The SOAP-II trial reported a p-value of 0.03 for the cardiogenic shock subgroup analysis. Considering the trial was not stratified by shock type at the time of randomization, what statistical caveats must be considered when applying this finding to research design in future critical care trials?

Key Response

Unstratified subgroup analyses are susceptible to Type I errors and imbalances in baseline characteristics.
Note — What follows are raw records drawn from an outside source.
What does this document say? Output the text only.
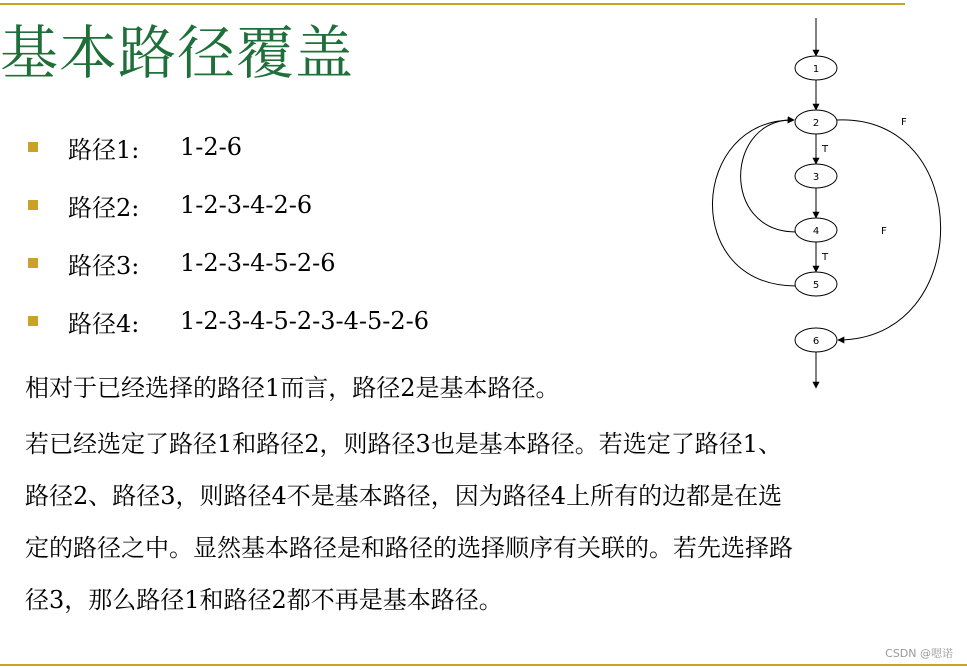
基本路径覆盖
路径1:	1-2-6
路径2:	1-2-3-4-2-6
路径3:	1-2-3-4-5-2-6
路径4:	1-2-3-4-5-2-3-4-5-2-6

相对于已经选择的路径1而言，路径2是基本路径。

若已经选定了路径1和路径2，则路径3也是基本路径。若选定了路径1、路径2、路径3，则路径4不是基本路径，因为路径4上所有的边都是在选定的路径之中。显然基本路径是和路径的选择顺序有关联的。若先选择路径3，那么路径1和路径2都不再是基本路径。

1
2
3
4
5
6
T
T
F
F
CSDN @嗯诺
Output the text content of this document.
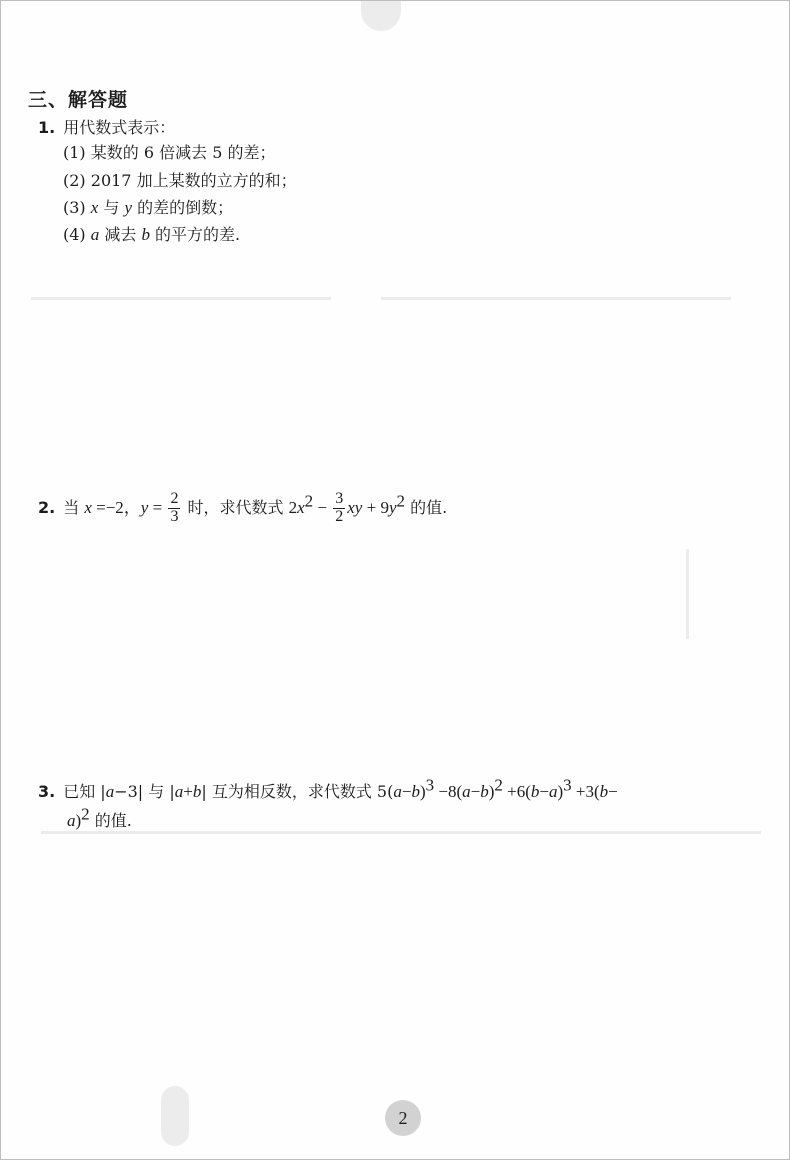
三、解答题
1. 用代数式表示：
(1) 某数的 6 倍减去 5 的差；
(2) 2017 加上某数的立方的和；
(3) x 与 y 的差的倒数；
(4) a 减去 b 的平方的差.
2. 当 x =−2，$y = \frac{2}{3}$ 时，求代数式 $2x^2 - \frac{3}{2}$ xy + $9y^2$ 的值.
3. 已知 |a−3| 与 |a+b| 互为相反数，求代数式 $5(a-b)^3 -8(a-b)^2 +6(b-a)^3 +3(b-$
a)$^2$ 的值.
2
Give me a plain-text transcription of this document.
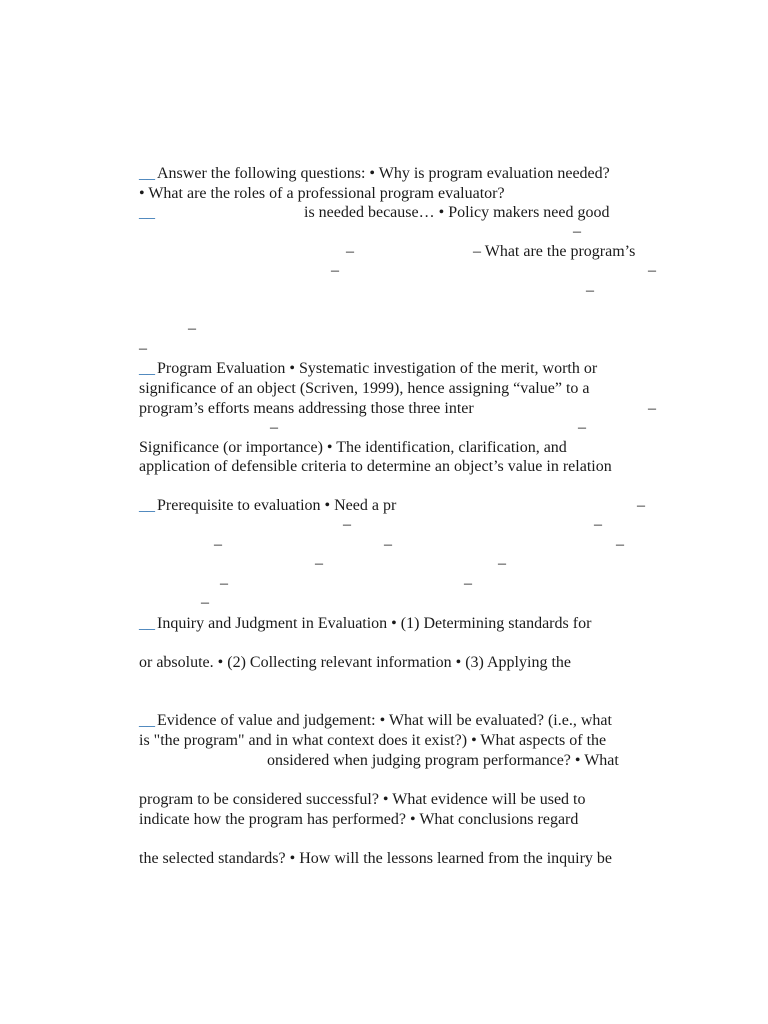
__ Answer the following questions: • Why is program evaluation needed?
• What are the roles of a professional program evaluator?
__	is needed because… • Policy makers need good
–
–	– What are the program’s
–	–
–
–
–
__ Program Evaluation • Systematic investigation of the merit, worth or
significance of an object (Scriven, 1999), hence assigning “value” to a
program’s efforts means addressing those three inter	–
–	–
Significance (or importance) • The identification, clarification, and
application of defensible criteria to determine an object’s value in relation
__ Prerequisite to evaluation • Need a pr	–
–	–
–	–	–
–	–
–	–
–
__ Inquiry and Judgment in Evaluation • (1) Determining standards for
or absolute. • (2) Collecting relevant information • (3) Applying the
__ Evidence of value and judgement: • What will be evaluated? (i.e., what
is "the program" and in what context does it exist?) • What aspects of the
onsidered when judging program performance? • What
program to be considered successful? • What evidence will be used to
indicate how the program has performed? • What conclusions regard
the selected standards? • How will the lessons learned from the inquiry be
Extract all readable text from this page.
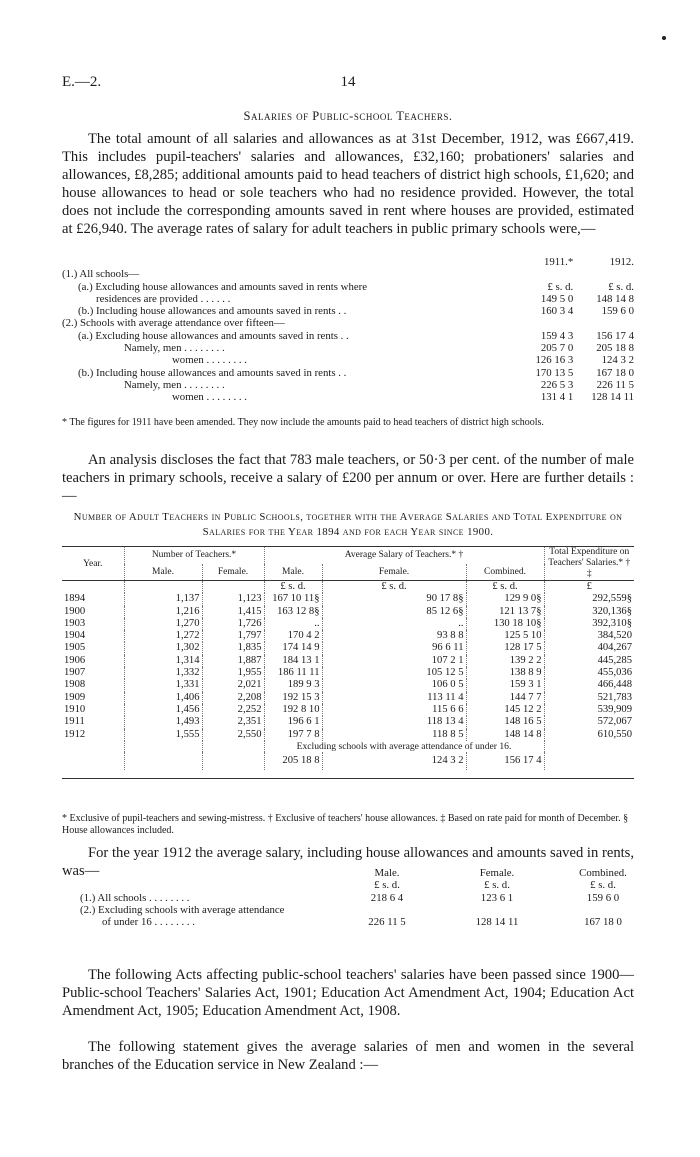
E.—2.	14
Salaries of Public-school Teachers.
The total amount of all salaries and allowances as at 31st December, 1912, was £667,419. This includes pupil-teachers' salaries and allowances, £32,160; probationers' salaries and allowances, £8,285; additional amounts paid to head teachers of district high schools, £1,620; and house allowances to head or sole teachers who had no residence provided. However, the total does not include the corresponding amounts saved in rent where houses are provided, estimated at £26,940. The average rates of salary for adult teachers in public primary schools were,—
	1911.*		1912.
(1.) All schools—			
(a.) Excluding house allowances and amounts saved in rents where	£ s. d.		£ s. d.
residences are provided . . . . . .	149 5 0		148 14 8
(b.) Including house allowances and amounts saved in rents . .	160 3 4		159 6 0
(2.) Schools with average attendance over fifteen—			
(a.) Excluding house allowances and amounts saved in rents . .	159 4 3		156 17 4
Namely, men . . . . . . . .	205 7 0		205 18 8
women . . . . . . . .	126 16 3		124 3 2
(b.) Including house allowances and amounts saved in rents . .	170 13 5		167 18 0
Namely, men . . . . . . . .	226 5 3		226 11 5
women . . . . . . . .	131 4 1		128 14 11
* The figures for 1911 have been amended. They now include the amounts paid to head teachers of district high schools.
An analysis discloses the fact that 783 male teachers, or 50·3 per cent. of the number of male teachers in primary schools, receive a salary of £200 per annum or over. Here are further details :—
Number of Adult Teachers in Public Schools, together with the Average Salaries and Total Expenditure on Salaries for the Year 1894 and for each Year since 1900.
Year.	Number of Teachers.*		Average Salary of Teachers.* †			Total Expenditure on Teachers' Salaries.* † ‡
	Male.	Female.	Male.	Female.	Combined.	
			£ s. d.	£ s. d.	£ s. d.	£
1894	1,137	1,123	167 10 11§	90 17 8§	129 9 0§	292,559§
1900	1,216	1,415	163 12 8§	85 12 6§	121 13 7§	320,136§
1903	1,270	1,726	..	..	130 18 10§	392,310§
1904	1,272	1,797	170 4 2	93 8 8	125 5 10	384,520
1905	1,302	1,835	174 14 9	96 6 11	128 17 5	404,267
1906	1,314	1,887	184 13 1	107 2 1	139 2 2	445,285
1907	1,332	1,955	186 11 11	105 12 5	138 8 9	455,036
1908	1,331	2,021	189 9 3	106 0 5	159 3 1	466,448
1909	1,406	2,208	192 15 3	113 11 4	144 7 7	521,783
1910	1,456	2,252	192 8 10	115 6 6	145 12 2	539,909
1911	1,493	2,351	196 6 1	118 13 4	148 16 5	572,067
1912	1,555	2,550	197 7 8	118 8 5	148 14 8	610,550
			Excluding schools with average attendance of under 16.			
			205 18 8	124 3 2	156 17 4	

* Exclusive of pupil-teachers and sewing-mistress. † Exclusive of teachers' house allowances. ‡ Based on rate paid for month of December. § House allowances included.
For the year 1912 the average salary, including house allowances and amounts saved in rents, was—
		Male.		Female.		Combined.
	£ s. d.		£ s. d.		£ s. d.
(1.) All schools . . . . . . . .	218 6 4		123 6 1		159 6 0
(2.) Excluding schools with average attendance					
of under 16 . . . . . . . .	226 11 5		128 14 11		167 18 0
The following Acts affecting public-school teachers' salaries have been passed since 1900—Public-school Teachers' Salaries Act, 1901; Education Act Amendment Act, 1904; Education Act Amendment Act, 1905; Education Amendment Act, 1908.
The following statement gives the average salaries of men and women in the several branches of the Education service in New Zealand :—
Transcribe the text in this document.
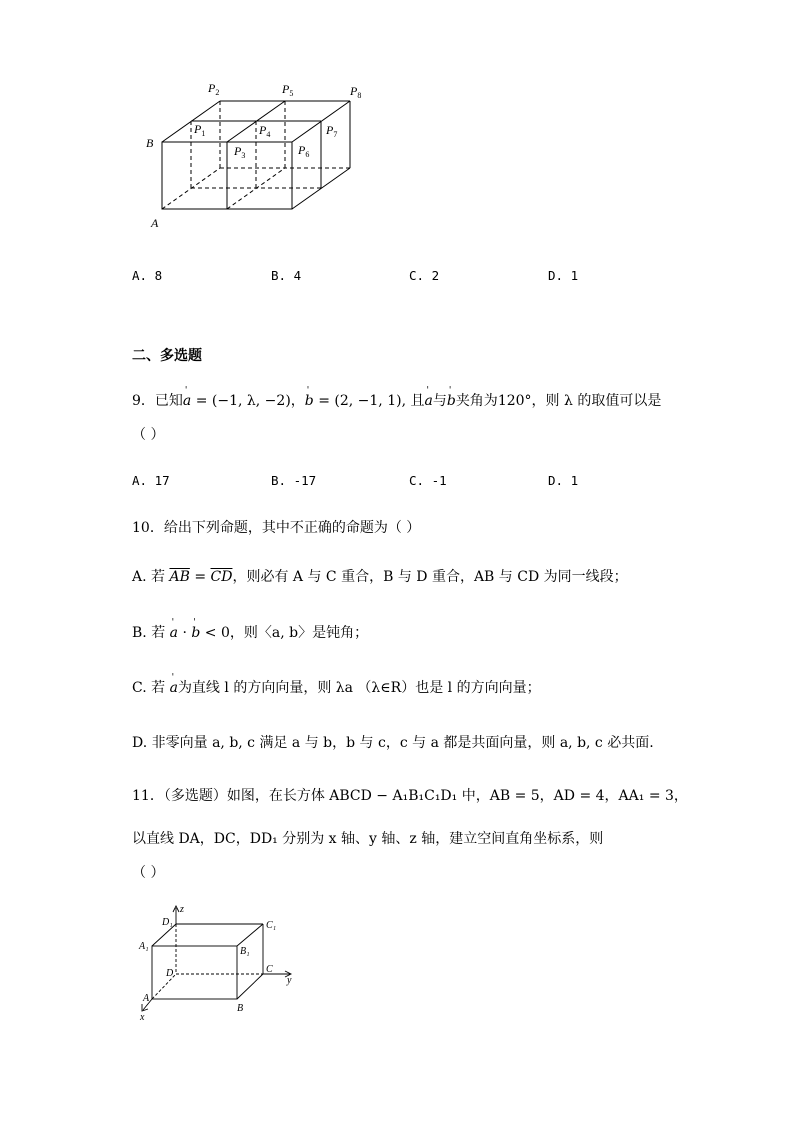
B
A
$P_2$	$P_5$	$P_8$
$P_1$	$P_4$	$P_7$
$P_3$	$P_6$
A. 8	B. 4	C. 2	D. 1
二、多选题
9．已知' a = (−1, λ, −2)，' b = (2, −1, 1), 且' a与' b夹角为120°，则 λ 的取值可以是
（ ）
A. 17	B. -17	C. -1	D. 1
10．给出下列命题，其中不正确的命题为（ ）
A. 若 $\overline{AB} = \overline{CD}$，则必有 A 与 C 重合，B 与 D 重合，AB 与 CD 为同一线段；
B. 若 ' a · ' b < 0，则〈a, b〉是钝角；
C. 若 ' a为直线 l 的方向向量，则 λa （λ∈R）也是 l 的方向向量；
D. 非零向量 a, b, c 满足 a 与 b，b 与 c，c 与 a 都是共面向量，则 a, b, c 必共面.
11．（多选题）如图，在长方体 ABCD − A₁B₁C₁D₁ 中，AB = 5，AD = 4，AA₁ = 3，
以直线 DA，DC，DD₁ 分别为 x 轴、y 轴、z 轴，建立空间直角坐标系，则
（ ）
z
y
x
D₁	C₁
A₁	B₁
D	C
A
B
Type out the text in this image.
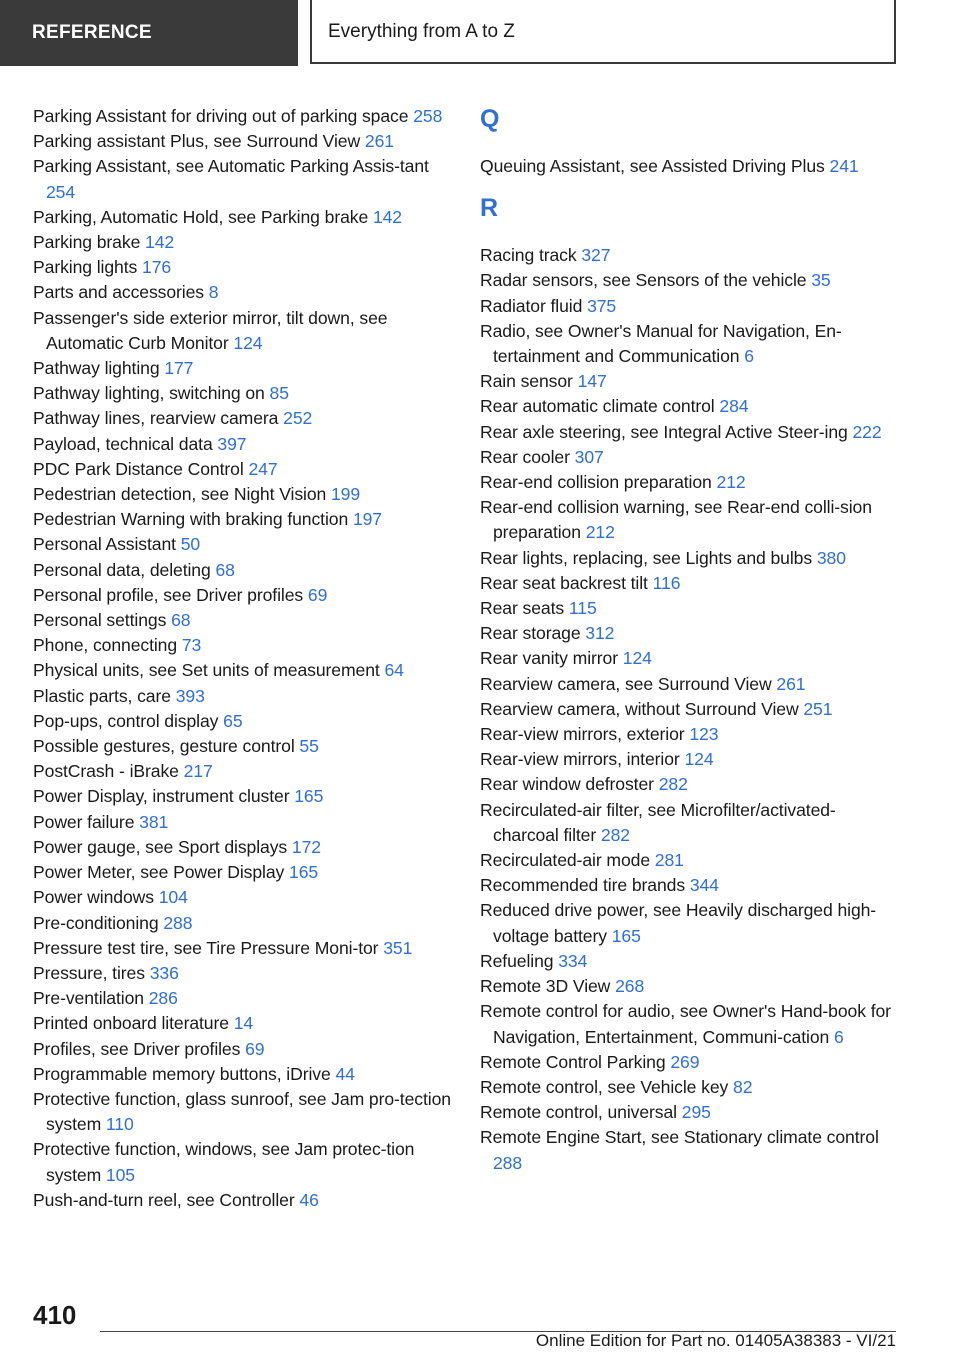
REFERENCE	Everything from A to Z

Parking Assistant for driving out of parking space 258

Parking assistant Plus, see Surround View 261

Parking Assistant, see Automatic Parking Assis-tant 254

Parking, Automatic Hold, see Parking brake 142

Parking brake 142

Parking lights 176

Parts and accessories 8

Passenger's side exterior mirror, tilt down, see Automatic Curb Monitor 124

Pathway lighting 177

Pathway lighting, switching on 85

Pathway lines, rearview camera 252

Payload, technical data 397

PDC Park Distance Control 247

Pedestrian detection, see Night Vision 199

Pedestrian Warning with braking function 197

Personal Assistant 50

Personal data, deleting 68

Personal profile, see Driver profiles 69

Personal settings 68

Phone, connecting 73

Physical units, see Set units of measurement 64

Plastic parts, care 393

Pop-ups, control display 65

Possible gestures, gesture control 55

PostCrash - iBrake 217

Power Display, instrument cluster 165

Power failure 381

Power gauge, see Sport displays 172

Power Meter, see Power Display 165

Power windows 104

Pre-conditioning 288

Pressure test tire, see Tire Pressure Moni-tor 351

Pressure, tires 336

Pre-ventilation 286

Printed onboard literature 14

Profiles, see Driver profiles 69

Programmable memory buttons, iDrive 44

Protective function, glass sunroof, see Jam pro-tection system 110

Protective function, windows, see Jam protec-tion system 105

Push-and-turn reel, see Controller 46

Q

Queuing Assistant, see Assisted Driving Plus 241

R

Racing track 327

Radar sensors, see Sensors of the vehicle 35

Radiator fluid 375

Radio, see Owner's Manual for Navigation, En-tertainment and Communication 6

Rain sensor 147

Rear automatic climate control 284

Rear axle steering, see Integral Active Steer-ing 222

Rear cooler 307

Rear-end collision preparation 212

Rear-end collision warning, see Rear-end colli-sion preparation 212

Rear lights, replacing, see Lights and bulbs 380

Rear seat backrest tilt 116

Rear seats 115

Rear storage 312

Rear vanity mirror 124

Rearview camera, see Surround View 261

Rearview camera, without Surround View 251

Rear-view mirrors, exterior 123

Rear-view mirrors, interior 124

Rear window defroster 282

Recirculated-air filter, see Microfilter/activated-charcoal filter 282

Recirculated-air mode 281

Recommended tire brands 344

Reduced drive power, see Heavily discharged high-voltage battery 165

Refueling 334

Remote 3D View 268

Remote control for audio, see Owner's Hand-book for Navigation, Entertainment, Communi-cation 6

Remote Control Parking 269

Remote control, see Vehicle key 82

Remote control, universal 295

Remote Engine Start, see Stationary climate control 288

410
Online Edition for Part no. 01405A38383 - VI/21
A PhD researcher would note that while the interaction p-value suggests a potential effect, the study was not powered for this specific comparison, necessitating dedicated follow-up trials (like the subsequent IABP-SHOCK II or similar) to validate these post-hoc findings.

Journal Editor
Journal Editor

If the primary mortality endpoint was non-significant, what specific elements of the trial’s internal validity and design would a reviewer prioritize to justify its acceptance as a 'practice-changing' publication?

Key Response

A reviewer would look for the multicenter design, high adherence to the double-blind protocol, and the clinical relevance of the secondary safety endpoints. The fact that the trial addressed a fundamental, long-standing clinical uncertainty with a large sample size (1679 patients) provides sufficient editorial significance despite a negative primary result.

Guideline Committee
Guideline Committee

How do the SOAP-II findings specifically reconcile with current Surviving Sepsis Campaign (SSC) recommendations regarding the use of dopamine in septic shock?

Key Response

Current SSC guidelines recommend norepinephrine as the first-line vasopressor (Strong Recommendation, Moderate Quality of Evidence) and suggest using dopamine only in highly selected patients with low risk of tachyarrhythmias and absolute or relative bradycardia. This shift was directly informed by SOAP-II's evidence of increased arrhythmic risk and the lack of mortality benefit for dopamine.

Clinical Landscape

Noteworthy Related Trials

2010

CAT Trial

n = 119 · Intensive Care Med

Tested

Norepinephrine

Population

Patients with septic shock

Comparator

Epinephrine

Endpoint

28-day mortality

Key result: No significant difference in 28-day mortality was observed between the two groups.
2014

SEPSISPAM Trial

n = 776 · NEJM

Tested

High mean arterial pressure target (80-85 mmHg)

Population

Patients with septic shock

Comparator

Low mean arterial pressure target (65-70 mmHg)

Endpoint

28-day mortality

Key result: Higher MAP targets did not result in lower mortality compared to standard targets in septic shock patients.
2016

VANISH Trial

n = 409 · NEJM

Tested

Early vasopressin

Population

Patients with septic shock

Comparator

Norepinephrine

Endpoint

Kidney failure-free days

Key result: Early vasopressin did not improve kidney failure-free days compared to norepinephrine in patients with septic shock.